Paper HC-ThP7
Intermolecular Interactions of Small Alcohols on Au(111)

Thursday, October 24, 2019, 6:30 pm, Room Union Station B

Metal oxide nanoparticles supported on Au(111) are active catalysts for the oxidation of small alcohols to form industrially significant products and intermediates such as aldehydes. In a systematic study to better understand the adsorption behavior of these small alcohols, coverage studies of methanol, ethanol, and 1-propanol have been conducted on Au(111) using ultrahigh vacuum temperature-programmed desorption (TPD). These three alcohols molecularly adsorb to distinct terrace, step edge, kink, and multilayer sites, for which desorption energies are calculated by Redhead’s peak maximum method. The use of complete analysis as a more accurate method for the calculation of desorption energies is also explored for the case of methanol. TPD experiments and subsequent analysis uniquely allow for the investigation of both adsorbate-surface interactions and adsorbate-adsorbate intermolecular interactions. This provides a more robust understanding of surface phenomena and affords valuable data for modelling and predicting the adsorption behavior of small alcohols on Au(111)-based catalysts.

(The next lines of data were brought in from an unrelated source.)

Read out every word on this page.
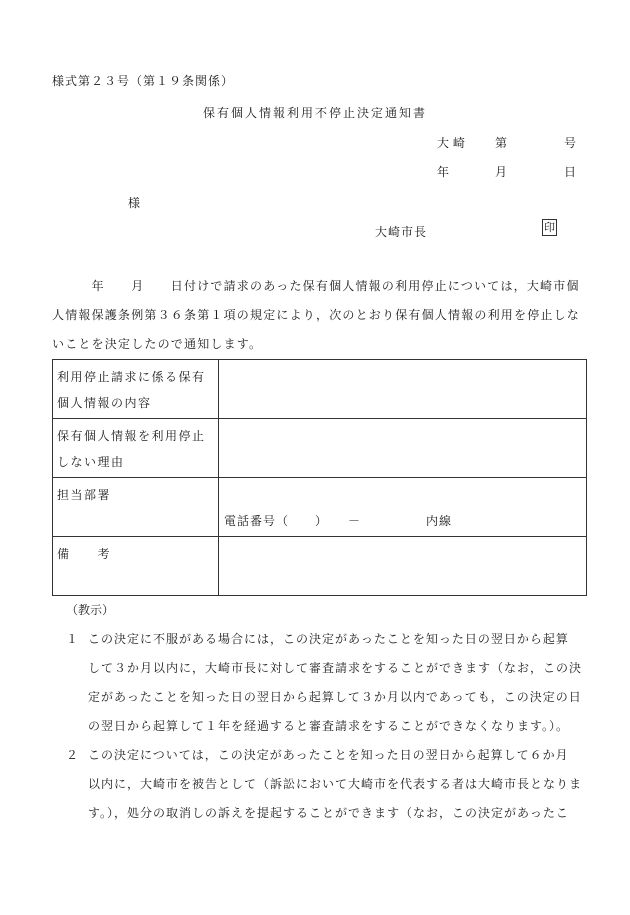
様式第２３号（第１９条関係）
保有個人情報利用不停止決定通知書
大 崎	第	号
年	月	日
様
大崎市長	印
　　　年　　月　　日付けで請求のあった保有個人情報の利用停止については，大崎市個
人情報保護条例第３６条第１項の規定により，次のとおり保有個人情報の利用を停止しな
いことを決定したので通知します。
利用停止請求に係る保有
個人情報の内容	

保有個人情報を利用停止
しない理由	

担当部署	電話番号（　　）　　－　　　　　内線

備　　考	

（教示）
１ この決定に不服がある場合には，この決定があったことを知った日の翌日から起算
して３か月以内に，大崎市長に対して審査請求をすることができます（なお，この決
定があったことを知った日の翌日から起算して３か月以内であっても，この決定の日
の翌日から起算して１年を経過すると審査請求をすることができなくなります。）。
２ この決定については，この決定があったことを知った日の翌日から起算して６か月
以内に，大崎市を被告として（訴訟において大崎市を代表する者は大崎市長となりま
す。），処分の取消しの訴えを提起することができます（なお，この決定があったこ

It is shown that, for all adsorption sites, desorption energy is directly proportional to carbon chain length. However, the rate at which desorption energy increases varies distinctly between adsorption sites. This study indicates that the role of intermolecular interactions in the adsorption behavior of small alcohols varies between adsorption sites, and can be predicted for other small alcohols.